Я застыл на месте, зная, что сейчас произойдет, и не понимая, откуда мне это известно. Золотой крест с распятым Христом продолжал раскачиваться, приводя Жужанну в бешенство.
– Убери это, – прорычала Жужанна.
Я не знал, к кому было обращено ее повеление: ко мне или к фрау Бухнер. Жужанна открыла рот (правильнее будет сказать – раскрыла пасть), обнажив ряд ровных белых и необычайно острых зубов. Мне они показались заточенными кольями, ожидавшими свою жертву. Я уже видел этот ее оскал – в тот страшный вечер, когда она убила малыша.
Я поспешил отвернуться и закрыл глаза.
Слабо звякнула упавшая на пол цепочка. Я не выдержал и снова открыл глаза. Фрау Бухнер отрешенно глядела перед собой. Ее рука оставалась разжатой. Цепочка с распятием валялась у меня под ногами.
– Ома! – радостно заверещал Ян.
Немка очнулась и заулыбалась, видя, как малыш сам просится к ней на руки.
– Ома!
– Уф-ф! Осторожнее, радость моя, не упади.
Фрау Бухнер светилась от счастья, а Ян уже полз по ней, как мартышка по дереву. Он обвил ручонками ее шею и спрятал личико в складках старческой кожи. Фрау Бухнер погладила Яна по спине и обернулась к Жужанне, намереваясь ей что-то сказать. В это мгновение лицо немки сморщилось от боли и она тихо вскрикнула:
– Ай!
Схватив малыша, фрау Бухнер попыталась оторвать его от себя, но в следующую секунду ее руки безжизненно опустились. Взгляд бедной женщины вновь сделался бессмысленным, и она затихла, раскрыв в немом удивлении рот.
Жужанна, привалившись спиной к диванной подушке, наблюдала за этой сценой. Полуопущенные веки слегка подрагивали. Чувствовалось, что она довольна своим «ангелочком». От ужаса я буквально примерз к месту. В купе стало тихо, если не считать стука вагонных колес и чавканья насыщающегося Яна.
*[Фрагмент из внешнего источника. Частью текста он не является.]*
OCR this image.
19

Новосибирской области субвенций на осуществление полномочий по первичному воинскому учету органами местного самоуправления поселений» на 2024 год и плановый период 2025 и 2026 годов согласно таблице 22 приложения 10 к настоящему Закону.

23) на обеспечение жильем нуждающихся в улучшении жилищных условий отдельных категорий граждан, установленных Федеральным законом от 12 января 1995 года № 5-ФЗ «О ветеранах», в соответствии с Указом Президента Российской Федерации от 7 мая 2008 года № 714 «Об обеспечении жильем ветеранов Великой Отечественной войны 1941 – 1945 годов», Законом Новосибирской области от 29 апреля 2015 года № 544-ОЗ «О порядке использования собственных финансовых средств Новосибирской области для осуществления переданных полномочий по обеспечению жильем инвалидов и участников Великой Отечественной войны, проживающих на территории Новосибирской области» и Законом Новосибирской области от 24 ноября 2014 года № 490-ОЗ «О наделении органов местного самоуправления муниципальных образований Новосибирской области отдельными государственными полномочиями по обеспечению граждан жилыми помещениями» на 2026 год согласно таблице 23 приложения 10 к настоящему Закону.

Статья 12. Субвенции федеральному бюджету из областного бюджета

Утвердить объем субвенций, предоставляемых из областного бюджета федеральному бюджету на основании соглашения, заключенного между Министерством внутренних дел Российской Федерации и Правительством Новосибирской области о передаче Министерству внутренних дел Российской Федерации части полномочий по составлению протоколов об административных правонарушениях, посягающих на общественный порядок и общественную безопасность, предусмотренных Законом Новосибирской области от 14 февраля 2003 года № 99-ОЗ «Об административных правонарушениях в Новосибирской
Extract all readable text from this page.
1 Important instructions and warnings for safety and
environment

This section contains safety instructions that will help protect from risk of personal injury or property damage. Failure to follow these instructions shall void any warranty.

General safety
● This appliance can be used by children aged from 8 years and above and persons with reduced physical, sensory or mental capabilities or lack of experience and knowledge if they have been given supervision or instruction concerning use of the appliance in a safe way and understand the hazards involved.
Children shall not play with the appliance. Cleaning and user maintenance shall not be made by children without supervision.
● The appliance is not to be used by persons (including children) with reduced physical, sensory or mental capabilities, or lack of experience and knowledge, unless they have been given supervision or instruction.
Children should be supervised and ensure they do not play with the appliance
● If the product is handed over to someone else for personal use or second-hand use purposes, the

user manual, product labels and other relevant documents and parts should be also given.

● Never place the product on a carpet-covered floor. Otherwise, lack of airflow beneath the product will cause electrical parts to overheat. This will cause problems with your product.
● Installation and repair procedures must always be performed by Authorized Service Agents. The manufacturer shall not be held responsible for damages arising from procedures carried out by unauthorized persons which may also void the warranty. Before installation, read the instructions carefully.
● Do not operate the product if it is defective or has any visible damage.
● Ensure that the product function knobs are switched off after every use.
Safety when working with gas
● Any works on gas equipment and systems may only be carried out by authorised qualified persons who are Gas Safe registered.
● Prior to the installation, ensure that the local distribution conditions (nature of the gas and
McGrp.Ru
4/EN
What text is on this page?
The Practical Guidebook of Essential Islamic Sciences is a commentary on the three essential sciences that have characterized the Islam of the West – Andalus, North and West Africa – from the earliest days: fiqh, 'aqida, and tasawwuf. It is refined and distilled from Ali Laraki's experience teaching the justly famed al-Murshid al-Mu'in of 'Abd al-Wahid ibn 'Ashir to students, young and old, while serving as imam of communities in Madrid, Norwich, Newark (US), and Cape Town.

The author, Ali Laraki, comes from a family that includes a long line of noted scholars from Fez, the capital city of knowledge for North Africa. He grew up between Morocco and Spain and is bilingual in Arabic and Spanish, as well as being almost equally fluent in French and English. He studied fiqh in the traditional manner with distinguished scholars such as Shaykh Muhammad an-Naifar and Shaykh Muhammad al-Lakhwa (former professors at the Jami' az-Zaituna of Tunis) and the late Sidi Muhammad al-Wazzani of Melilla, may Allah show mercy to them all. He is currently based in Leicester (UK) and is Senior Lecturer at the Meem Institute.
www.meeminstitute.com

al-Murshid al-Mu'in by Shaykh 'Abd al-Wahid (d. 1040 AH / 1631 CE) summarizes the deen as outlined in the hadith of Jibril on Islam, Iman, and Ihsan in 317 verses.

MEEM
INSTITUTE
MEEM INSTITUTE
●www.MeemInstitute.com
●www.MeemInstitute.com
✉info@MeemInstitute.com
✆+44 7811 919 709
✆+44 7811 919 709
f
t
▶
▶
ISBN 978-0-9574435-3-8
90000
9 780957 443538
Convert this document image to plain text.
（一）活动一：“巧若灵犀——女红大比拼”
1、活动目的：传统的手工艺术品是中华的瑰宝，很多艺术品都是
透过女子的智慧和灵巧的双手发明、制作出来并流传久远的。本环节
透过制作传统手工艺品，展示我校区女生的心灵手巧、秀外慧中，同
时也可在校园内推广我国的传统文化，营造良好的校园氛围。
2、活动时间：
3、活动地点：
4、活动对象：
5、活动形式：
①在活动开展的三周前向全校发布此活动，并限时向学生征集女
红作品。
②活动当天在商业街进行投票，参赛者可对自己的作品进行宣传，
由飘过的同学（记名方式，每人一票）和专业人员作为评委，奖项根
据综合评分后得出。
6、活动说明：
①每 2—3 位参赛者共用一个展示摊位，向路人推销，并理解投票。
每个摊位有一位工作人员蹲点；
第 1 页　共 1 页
Его пальчики то хватались за черное шелковое платье фрау Бухнер, то сжимались в кулачки. Совсем как у младенца, сосущего материнское молоко.
Через какое-то время немка закрыла глаза. Ее голова запрокинулась и ткнулась в мягкую спинку дивана. Почти сразу же Ян оторвался от нее и протянул руки к Жужанне. Его щеки, губы и подбородок были перепачканы кровью.
– Умница ты моя, – проворковала Жужанна и платком стерла следы пиршества с его личика. Затем одной рукой она обняла малыша и стала качать. – А теперь, маленький, спи.
Другой рукой она потянулась к фрау Бухнер.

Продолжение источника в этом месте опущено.